Nei primi 9 mesi del 2014 le imprese registrate alla Camera di commercio sono diminuite di 310 unità, quindi lo stock ha subito una contrazione pari ad 1 punto percentuale. Complessivamente le aziende registrate sono scese così a 30.546 unità.

La variazione più ampia sia in termini assoluti che percentuali ha interessato l’agricoltura che ha lasciato sul campo 208 realtà (la consistenza è pertanto calata del 3,7%).

La lettura dei dati disponibili rivela che questo andamento è ormai consolidato nel tempo. Le iscrizioni di nuove attività agricole si sono infatti progressivamente assottigliate,  senza soluzioni di continuità, mentre le cessazioni si sono mantenute costantemente a livelli superiori. Il dato peraltro è piuttosto omogeneo a livello provinciale. Le uniche variazioni di segno positivo tra la consistenza 2013 e quella del settembre 2014 hanno riguardato Piacenza e Piozzano, in entrambi i casi per una unità.

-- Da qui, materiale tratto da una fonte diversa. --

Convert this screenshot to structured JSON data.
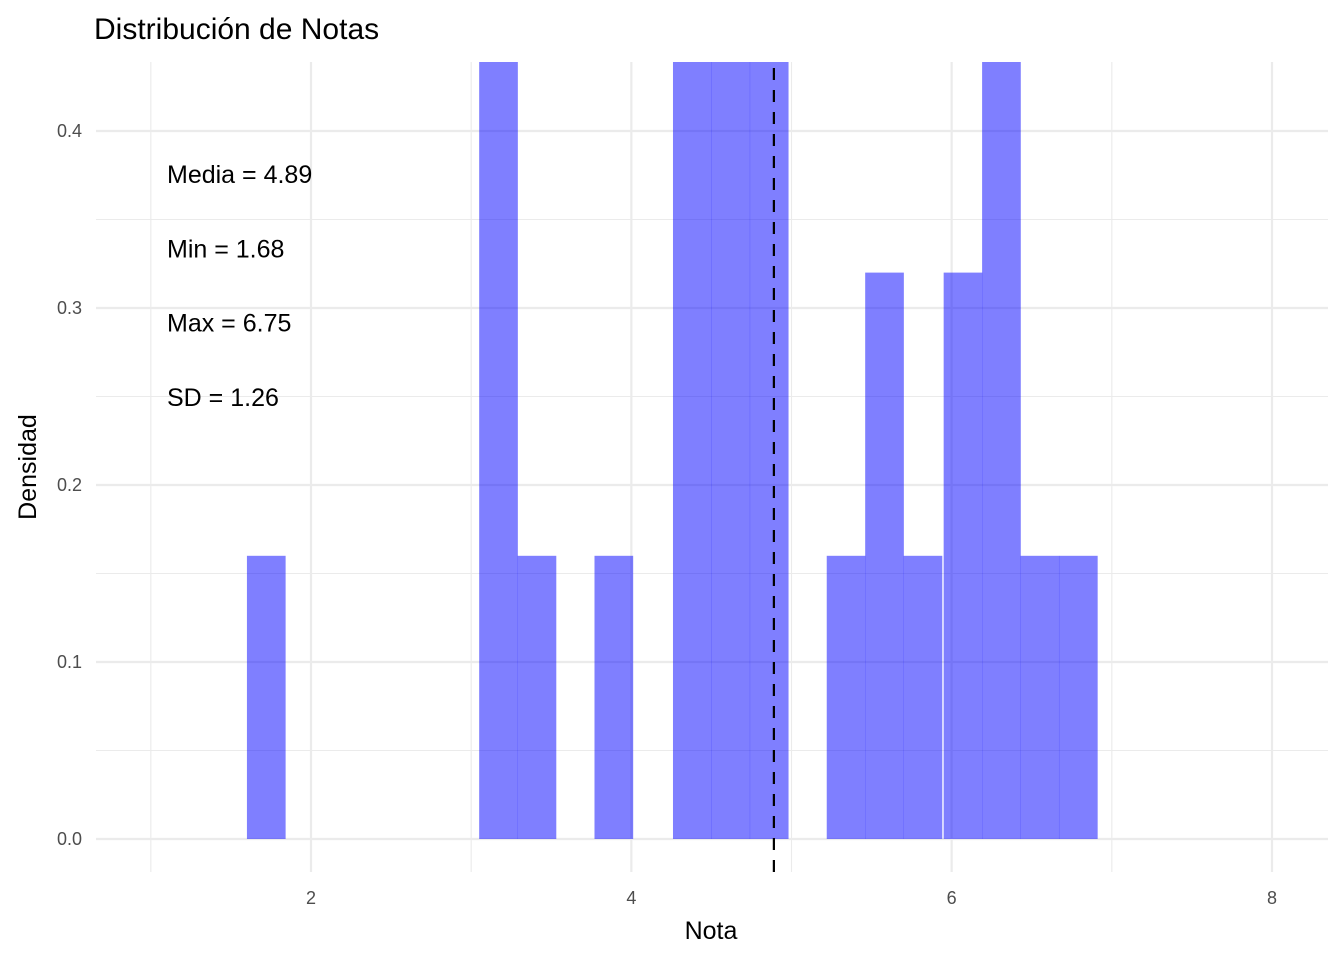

Sono 101 invece le imprese di costruzione in meno rispetto all’inizio del 2014 (-1,91% sullo stock). Dato negativo anche per il manifatturiero (-1,44%, equivalente a 44 unità in meno ) e i trasporti (-3,22% per -37 aziende).

In questo quadro caratterizzato da segnali negativi spiccano invece alcuni settori che hanno totalizzato una crescita di consistenza. Si tratta –fermandosi alle variazioni più ampie- delle attività dei servizi di alloggio e ristorazione (+31 realtà), del noleggio, agenzie di viaggio e servizi alle imprese (+16 unità), della sanità ed assistenza sociale (+14 unità) e delle attività professionali, scientifiche e tecniche (+13 unità).

Ha cambiato di segno la dinamica del settore commercio che, in negativo da qualche tempo, ha invece fatto segnare un incremento, anche se per sole 8 unità (+0,12%).

Le iscrizioni che si sono verificate a Piacenza nei primi tre trimestri sono state 1.234 mentre le cessazioni 1.423 (66 di queste sono state eseguite d’ufficio). Volendosi fermare solo al flusso congiunturale (ossia depurato dalle cessazioni d’ufficio), il saldo tra iscrizioni e chiusure ha assunto segno positivo per società di capitale e altre forme giuridiche, negativo per società di persone e ditte individuali.

Nel solo terzo trimestre –sempre al netto delle cessazioni d’ufficio- le iscrizioni hanno sopravanzato le cessazioni per 73 unità, replicando il risultato positivo del secondo trimestre (nel quale le iscrizioni avevano superato le cessazioni per 117 unità).

Allargando lo sguardo alle province vicine oltre che alla regione e all’Italia, se ne desume una situazione molto generalizzata: le variazioni nelle consistenze complessive delle imprese sono state tutte nel quadrante negativo.